Erlauf erinnerte an „braune Mistsuppe“. Gewässerverschmutzung | Zu starke Gülle-Düngung sorgte am Dienstag für Aufregung. Große und Kleine Erlauf verschmutzt. Bei der Bezirkshauptmannschaft Scheibbs gingen Anzeigen ein.

Von Christian Eplinger. Erstellt am 27. Oktober 2014 (13:56)
NOEN, Karin Maria Heigl
Die Große Erlauf bei Wieselburg am Dienstagnachmittag. Die Verschmutzung war unterhalb des Zusammenflusses von Großer und Kleiner Erlauf im Bereich der Wehr hinunter bis zum Gymnasium am stärksten. Bezirkshauptmannschaft und Gewässeraufsicht gehen davon aus, dass gleich mehrere Landwirte am Vortag zu viel Gülle aufgebracht oder nicht fachgerecht eingearbeitet haben. Der starke Regen am Dienstag sorgte dann für entsprechende Abschwemmungen.
Vielerorts roch es in der Vorwoche nach „Landluft“. Viele Landwirte nutzten das schöne Wetter zur Gülleausbringung auf ihren Feldern. Immerhin sagte der Wetterbericht Regen für die kommenden Tage an.

„Nicht nur punktuelles, singuläres Ereignis“

Einige dürften dabei aber „übertrieben“ und entweder zu viel Gülle ausgebracht oder diese nicht fachgerecht eingearbeitet haben. Auf jeden Fall sorgte der starke Regen am Dienstag an mehreren Stellen für Abschwemmungen und für eine starke Verschmutzung von Großer und Kleiner Erlauf. „Bei uns gingen mehrere Anzeigen ein“, bestätigte Bezirkshauptmann-Stellvertreter Thomas Krenhuber gegenüber der NÖN.

„Unser Mitarbeiter der technischen Gewässeraufsicht geht diesen Fällen genau nach und überprüft jeden Einzelnen. Aber es ist in diesem Fall nicht nur ein punktuelles, singuläres Ereignis, sondern es dürften mehrere Landwirte für diese starke Verunreinigung verantwortlich gewesen sein.
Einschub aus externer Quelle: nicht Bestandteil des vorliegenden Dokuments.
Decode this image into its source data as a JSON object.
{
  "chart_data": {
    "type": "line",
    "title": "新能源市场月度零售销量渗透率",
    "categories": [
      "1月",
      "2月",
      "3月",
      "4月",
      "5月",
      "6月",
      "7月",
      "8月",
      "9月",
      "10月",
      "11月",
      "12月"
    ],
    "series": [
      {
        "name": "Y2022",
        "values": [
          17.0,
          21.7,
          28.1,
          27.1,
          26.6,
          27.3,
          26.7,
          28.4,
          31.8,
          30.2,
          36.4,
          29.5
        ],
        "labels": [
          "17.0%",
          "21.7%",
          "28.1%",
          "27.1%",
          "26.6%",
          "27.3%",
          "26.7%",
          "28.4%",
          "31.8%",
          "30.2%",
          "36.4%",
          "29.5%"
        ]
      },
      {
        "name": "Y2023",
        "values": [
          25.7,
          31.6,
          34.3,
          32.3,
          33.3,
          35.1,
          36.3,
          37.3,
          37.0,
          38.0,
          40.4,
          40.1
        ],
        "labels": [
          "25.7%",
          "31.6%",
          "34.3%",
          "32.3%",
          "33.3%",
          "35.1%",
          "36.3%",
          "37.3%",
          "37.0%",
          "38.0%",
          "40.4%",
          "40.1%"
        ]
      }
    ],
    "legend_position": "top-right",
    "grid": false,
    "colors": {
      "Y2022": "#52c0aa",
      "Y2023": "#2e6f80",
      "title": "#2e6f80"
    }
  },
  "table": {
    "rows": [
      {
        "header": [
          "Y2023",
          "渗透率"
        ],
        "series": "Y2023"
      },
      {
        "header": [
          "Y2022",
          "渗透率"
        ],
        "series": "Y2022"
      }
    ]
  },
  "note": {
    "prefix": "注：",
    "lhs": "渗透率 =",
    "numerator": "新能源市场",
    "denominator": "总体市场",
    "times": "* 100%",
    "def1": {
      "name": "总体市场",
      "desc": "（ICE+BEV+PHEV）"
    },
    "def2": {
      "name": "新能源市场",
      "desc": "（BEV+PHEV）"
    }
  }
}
Damit ist das schwer nachzuweisen“, weiß Krenhuber.

Die Verschmutzung der Großen Erlauf begann im Bereich kurz oberhalb von Mühling, bei der Kleinen Erlauf gab es auch in Gresten unterhalb des Gasthauses Kummer schon Anzeigen.

Bei einer nachgewiesenen Verschmutzung droht dem Verursacher eine Verwaltungsstrafe nach dem Wasserrechtsgesetz von bis zu 14.530 Euro, bei ausgewiesener Sorglosigkeit kann der Strafrahmen sogar auf 36.340 Euro erhöht werden. „In den konkreten Fällen hat aber keine Umweltgefährdung bestanden“, weiß Krenhuber.

Keine toten Fische, Eier eventuell geschädigt

Die Bezirkshauptmannschaft hat auch mehre Wasserproben genommen. Auf die Ergebnisse wartet man noch. „Wieweit der Fischbestand geschädigt worden ist, können wir jetzt noch nicht sagen. Tote Fische haben wir keine gefunden, aber die Bachforellen haben teilweise sicher schon abgelaicht. Wie sehr die Eier darunter gelitten haben, hängt davon ab, was es für Substanzen waren“, weiß Gewässerwart Friedrich Rupf, Fischereiaufseher der Großen Erlauf.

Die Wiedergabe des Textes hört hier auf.